I’ll be keeping an online journal during SfN 2017, detailing the experiences of a first-timer. This is the fifth entry, an overview of my thoughts and takeaways

As a first timer at SfN I made a lot of mistakes and learned a lot of things. I felt it appropriate to close this journal outlining those those lessons for future conferences.

  1. Pace yourself

It’s important to realize that you’re not going to be able to see and do everything at the conference. I spent the first few days trying to get to all of the events, symposiums, posters, lectures that I could and it just wasn’t sustainable. I was also commuting from Baltimore every day, getting up early to catch the 6.10a train down to DC, so by the end of the day today I was pretty wiped. Just try to not stretch yourself too thin.

  1. Use the maps in the app to find your way around

Yes I got lost, I talked about it in my first journal entry. I was able to laugh it off because it was the first day and I was taking some time to explore the convention center. However, if that had happened in the middle of rushing from one thing to the next I would have lost valuable time! So, don’t get lost.

  1. Bring business cards and hand them out

I have business cards but I was not aggressive enough in handing them around. There were a few instances where I would meet with someone, discuss some common interests or shared research experiences and then just walk away with limited resources for remaining in touch. I regret that. In the future I’ll be sure to give them to just about anyone I talk to, just to be safe.

  1. Ask questions

You’re not supposed to know everything and showing that you don’t know everything is not a weakness. Also, by asking questions I was able to get some exposure to subfields of neuroscience that are new and exciting! Through that exposure I have gained insights into neuroscience research I never would have been exposed to and I hope to start pursuing some different research techniques moving forward!

  1. Use social media to your advantage

I never had twitter until I became an official blogger for SfN17, but boy am I glad I joined for the meeting! I was able to hear about interesting events and symposiums through the platform and managed to help others learn about new research too!
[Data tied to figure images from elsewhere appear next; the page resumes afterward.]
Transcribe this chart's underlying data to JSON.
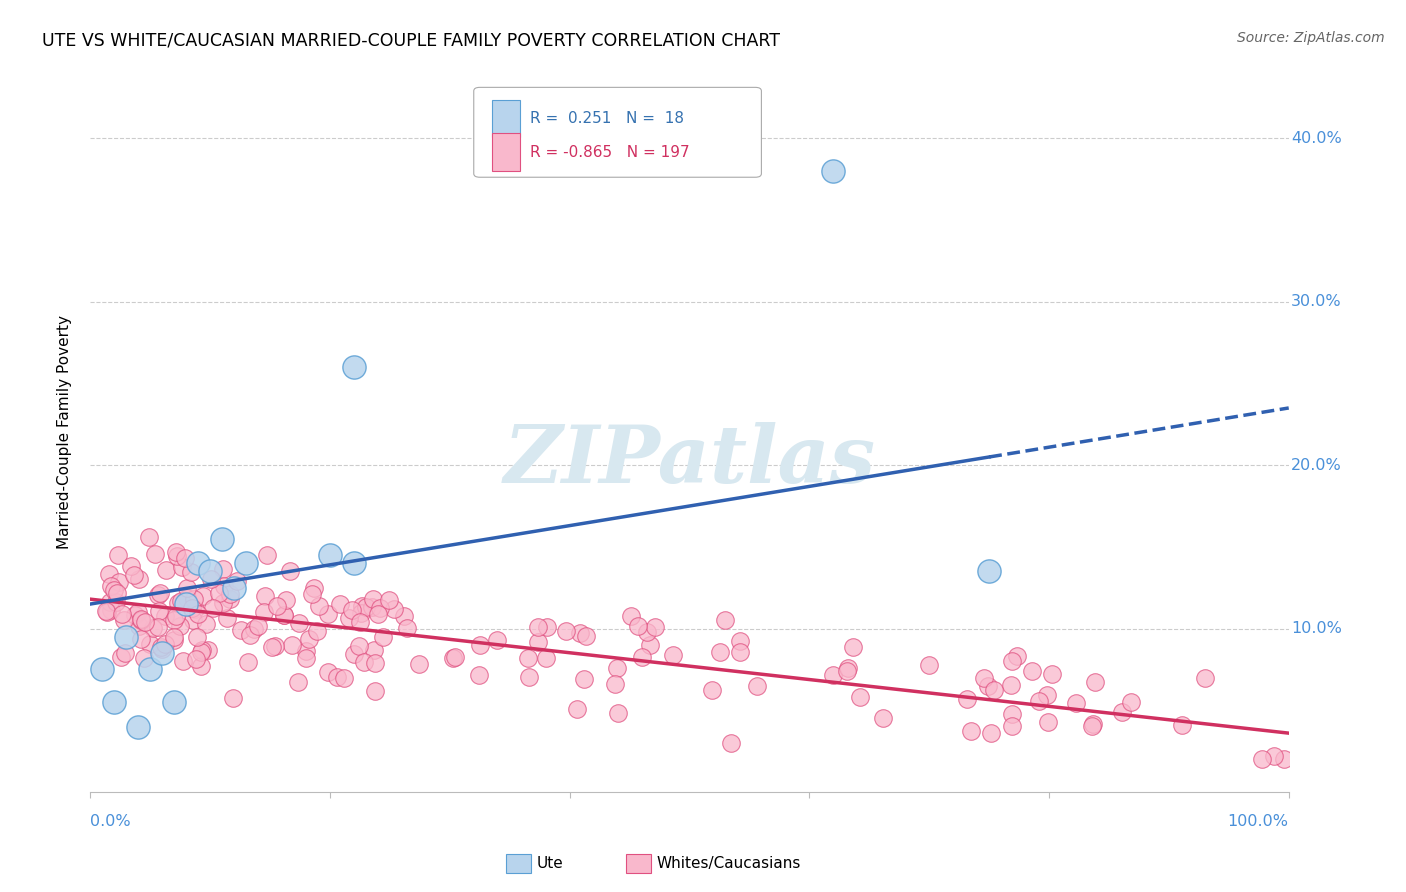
{
  "title": "UTE VS WHITE/CAUCASIAN MARRIED-COUPLE FAMILY POVERTY CORRELATION CHART",
  "source": "Source: ZipAtlas.com",
  "ylabel": "Married-Couple Family Poverty",
  "xlim": [
    0.0,
    1.0
  ],
  "ylim": [
    0.0,
    0.44
  ],
  "ytick_vals": [
    0.1,
    0.2,
    0.3,
    0.4
  ],
  "ytick_labels": [
    "10.0%",
    "20.0%",
    "30.0%",
    "40.0%"
  ],
  "ute_R": 0.251,
  "ute_N": 18,
  "white_R": -0.865,
  "white_N": 197,
  "ute_fill_color": "#b8d4ed",
  "ute_edge_color": "#5a9fd4",
  "white_fill_color": "#f9b8cc",
  "white_edge_color": "#e05080",
  "ute_line_color": "#3060b0",
  "white_line_color": "#d03060",
  "watermark_color": "#d8e8f0",
  "background_color": "#ffffff",
  "grid_color": "#cccccc",
  "legend_label_ute": "Ute",
  "legend_label_white": "Whites/Caucasians",
  "ute_line_x0": 0.0,
  "ute_line_y0": 0.115,
  "ute_line_x1": 0.75,
  "ute_line_y1": 0.205,
  "ute_line_dash_x0": 0.75,
  "ute_line_dash_y0": 0.205,
  "ute_line_dash_x1": 1.0,
  "ute_line_dash_y1": 0.235,
  "white_line_x0": 0.0,
  "white_line_y0": 0.118,
  "white_line_x1": 1.0,
  "white_line_y1": 0.036,
  "ute_pts_x": [
    0.01,
    0.02,
    0.03,
    0.04,
    0.05,
    0.06,
    0.07,
    0.08,
    0.09,
    0.1,
    0.11,
    0.12,
    0.13,
    0.2,
    0.22,
    0.22,
    0.62,
    0.75
  ],
  "ute_pts_y": [
    0.075,
    0.055,
    0.095,
    0.04,
    0.075,
    0.085,
    0.055,
    0.115,
    0.14,
    0.135,
    0.155,
    0.125,
    0.14,
    0.145,
    0.14,
    0.26,
    0.38,
    0.135
  ]
}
Blogging on behalf of the Society for Neuroscience at the annual meeting this year was an honor and I’m so glad to have been a part of it! While it led to many late nights trying to write and self-edit, it was a fantastic learning experience in quick-turnaround on casual writing for the scientific community. Also, I hope this running journal can provide insight into what it’s like for a novice to attend the annual meeting and maybe people in the future can learn from my mistakes. I left the conference reinvigorated and excited to get back in the lab where I can hopefully collect data to present at next year’s conference.

I want to, once again, thank everyone at Neuronline for this amazing opportunity. It was an experience I’ll never forget!